Window Tax Credits Update

Window Tax Credits

In the US, a tax credit applies to the sum deducted from the amount of tax an individual or business is obliged to pay to the state. This credit may be given in the form of subsidy or to encourage people to invest or perform a certain constructive behavior for the condition of the state. There are many forms of tax credits, and each recognizes a specific type of action performed in support of the regulations made by the state.

Federal tax credits may take the form or may support non-refundable investment, historic rehabilitation, renewable energy use, renewable energy production, low income housing, work opportunity, or qualified school construction. Some counties, cities, or states may also offer tax credits for their jurisdictions that are similar to the ones offered on the federal level.

President Barack Obama enacted the Tax Relief, Unemployment Reauthorization, and Job Creation Act of 2010, signed on December 17. This law certifies homeowners for a 30% tax credit by making energy-efficient choices and purchasing Energy Star-certified products for their homes. There is a long list of products eligible for the tax credit, and some of which are windows, doors, skylights, and home appliances. In 2006 and 2007, the same law was already present, and it stated the same requirement for appliances and improvements with at least 30% energy efficiency.
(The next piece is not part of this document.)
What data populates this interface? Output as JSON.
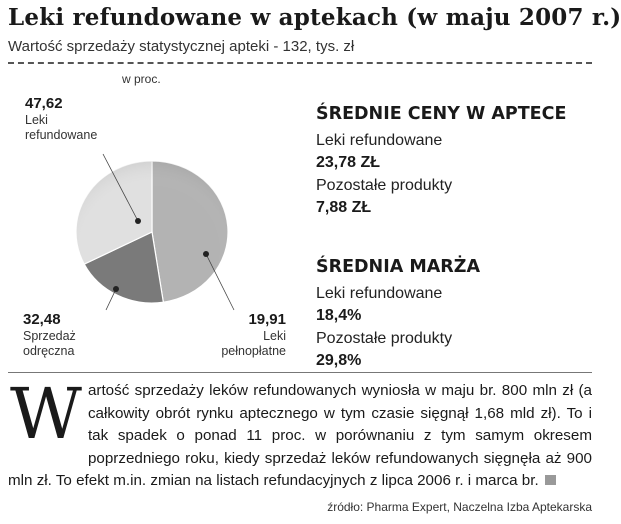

The same law was carried through 2009 and 2010.

Although the energy or window tax credit enacted by the Obama administration sounds good, it is certainly not absolute. Homeowners should take some considerations because not all energy-saving appliances and improvements they buy or make may be qualified for the tax credit. As stated by the law, only products and home improvements meeting Energy Star requirements are eligible, and these items must be installed in the taxpayer’s own residence, not in new construction homes and rental homes. Also, the products and improvements must be placed in service by December 31, 2010, which means that the new energy-efficient additions must be operable by that date.

If the homeowner resides in a condominium, a mobile home, or a cooperative apartment, he or she is still eligible for the window tax credit as long as the home follows the guidelines of the Federal Manufactured Home Construction and Safety Standards. The homeowner should also ensure that the products have the Energy Star label, even though it may look a little different depending on the product. It should also be noted that the amount of credit is by product or type: $200 is maximum for windows; $500 is maximum for doors; and improvements like fuel cells, solar panels, geothermal heat pumps, and solar-powered water heaters have no maximum credit amount.

This window tax credit can certainly impact the price of an overall home improvement job. For instance, if the homeowner purchased a new energy-efficient window for $500 in 2014, he can claim a credit of $150 on his federal tax income return for that year. This means that he is still qualified to claim a remaining $50 for another appliance. However, if he installed two windows, he could only claim the maximum $200 window tax credit and not $300, which is the 30% of $1000.

To apply for the window tax credit, homeowners should fill out the necessary forms available from the Internal Revenue Service website. Take note that there is a specific form for renewable and efficiency credits, plug-in motor and electric vehicle credits, and alternative motor vehicle credits. Also, they should save or produce a copy of all documents including receipts and certifications. They should discuss matters with an expert if they have certain questions and concerns in claiming their tax credits.